Dalam penghargaan itu, Prof. Ronny R. Noor dinilai telah menunjukkan prestasi akademis dan administrasinya, kepemimpinan, profesionalisme serta merawat hubungan Indonesia dan Australia dalam perannya sebagai Atase Pendidikan dan Kebudayaan.

Salah satu peran aktif Ronny adalah mendorong terlaksananya kerjasama pendidikan dan penelitian dalam program Indo beef dan red meat yang merupakan kerjasama antara UNE, Australian Centre for International Agriculture (ACIAR) dan berbagai institusi terkait dan 10 universitas terkemuka di Indonesia.

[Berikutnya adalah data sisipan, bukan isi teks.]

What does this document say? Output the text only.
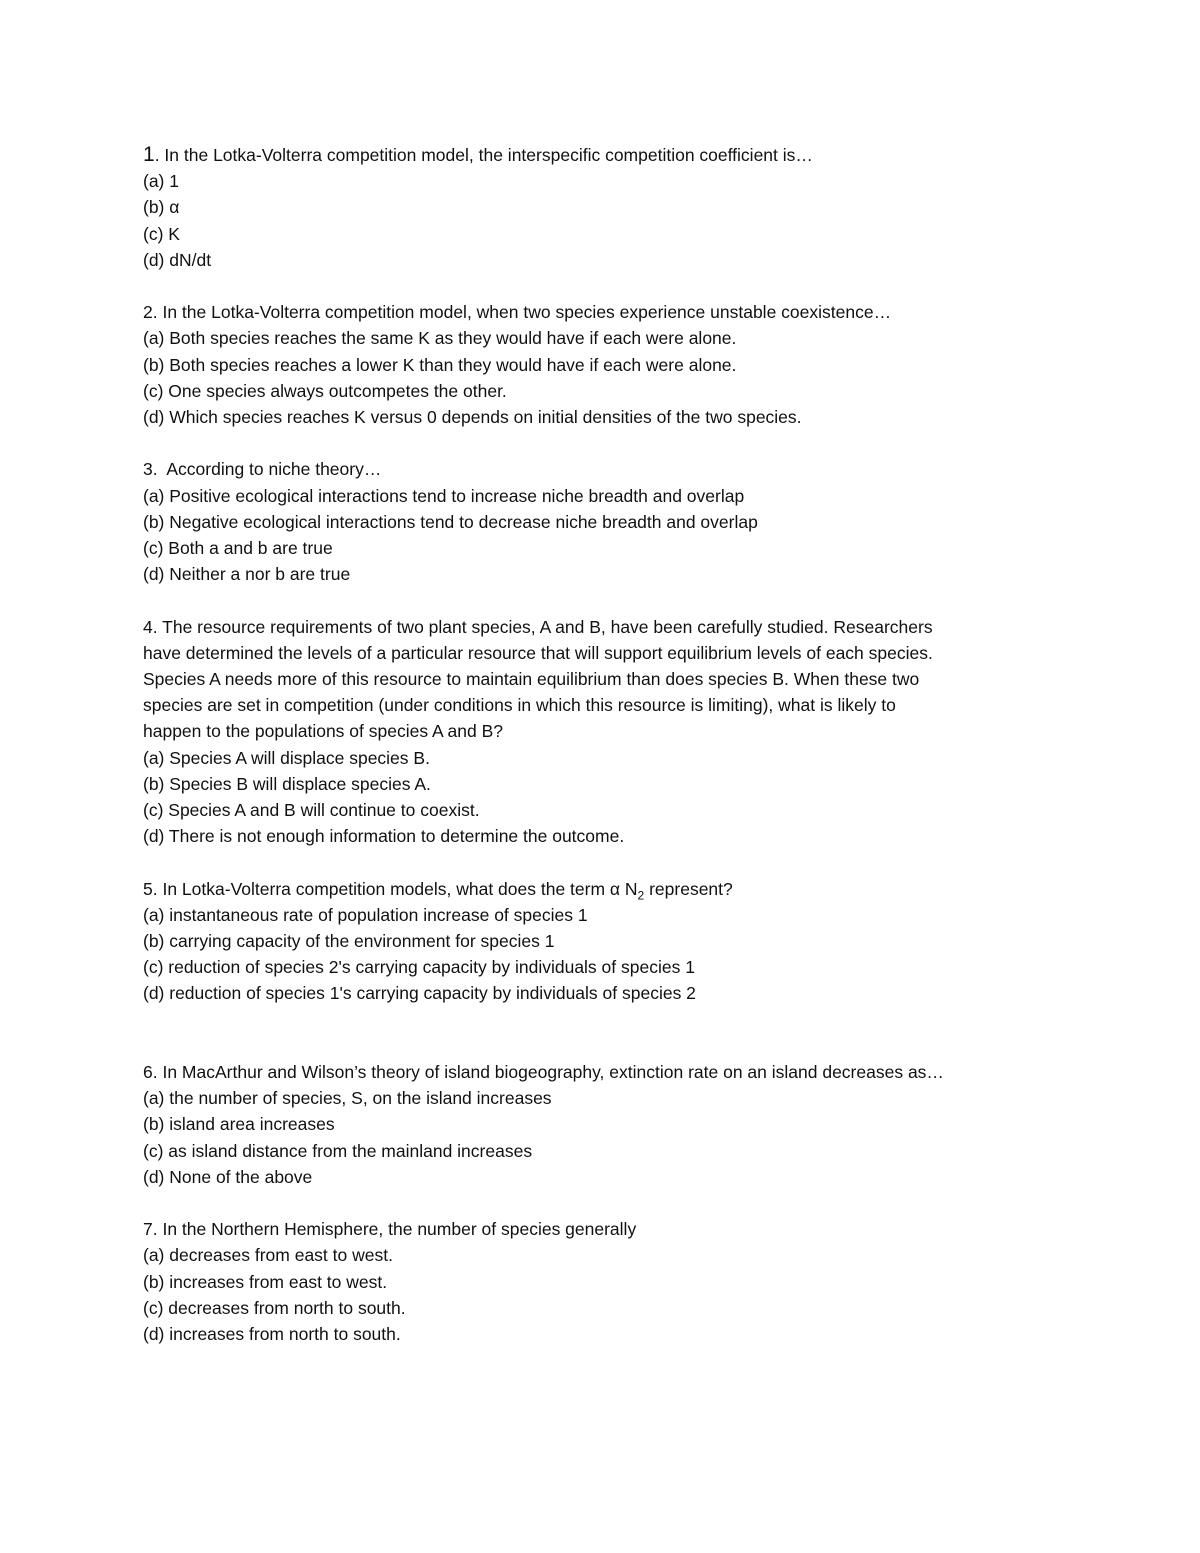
1. In the Lotka-Volterra competition model, the interspecific competition coefficient is…
(a) 1
(b) α
(c) K
(d) dN/dt
2. In the Lotka-Volterra competition model, when two species experience unstable coexistence…
(a) Both species reaches the same K as they would have if each were alone.
(b) Both species reaches a lower K than they would have if each were alone.
(c) One species always outcompetes the other.
(d) Which species reaches K versus 0 depends on initial densities of the two species.
3.  According to niche theory…
(a) Positive ecological interactions tend to increase niche breadth and overlap
(b) Negative ecological interactions tend to decrease niche breadth and overlap
(c) Both a and b are true
(d) Neither a nor b are true
4. The resource requirements of two plant species, A and B, have been carefully studied. Researchers
have determined the levels of a particular resource that will support equilibrium levels of each species.
Species A needs more of this resource to maintain equilibrium than does species B. When these two
species are set in competition (under conditions in which this resource is limiting), what is likely to
happen to the populations of species A and B?
(a) Species A will displace species B.
(b) Species B will displace species A.
(c) Species A and B will continue to coexist.
(d) There is not enough information to determine the outcome.
5. In Lotka-Volterra competition models, what does the term α $N_2$ represent?
(a) instantaneous rate of population increase of species 1
(b) carrying capacity of the environment for species 1
(c) reduction of species 2's carrying capacity by individuals of species 1
(d) reduction of species 1's carrying capacity by individuals of species 2
6. In MacArthur and Wilson’s theory of island biogeography, extinction rate on an island decreases as…
(a) the number of species, S, on the island increases
(b) island area increases
(c) as island distance from the mainland increases
(d) None of the above
7. In the Northern Hemisphere, the number of species generally
(a) decreases from east to west.
(b) increases from east to west.
(c) decreases from north to south.
(d) increases from north to south.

Dalam bidang keilmuan, setelah sebelumnya menyelesaikan pendidikan Master of Rural Science Bidang Genetik Kuantitatif, University of New England, Australia pada 1991, Prof. Ronny R. Noor mendalami bidang Genetika Kuantitatif dan Genetika Ekologi dan menyelesaikan PhD nya dari University of New England pada tahun 1994.

Selepas itu, Ronny melengkapi bidang keilmuannya dengan melakukan kerjasama penelitian dengan mengikuti program post-doctoral dan trainingnya di Jepang, Amerika, Jerman, Swedia, Malaysia serta Thailand.

Selama karirnya Prof. Ronny R. Noor juga tercatat pernah menduduki posisi Dekan dan Wakil Kepala bidang penelitian Lembaga Penelitian dan Pengabdian pada masyarakat IPB University.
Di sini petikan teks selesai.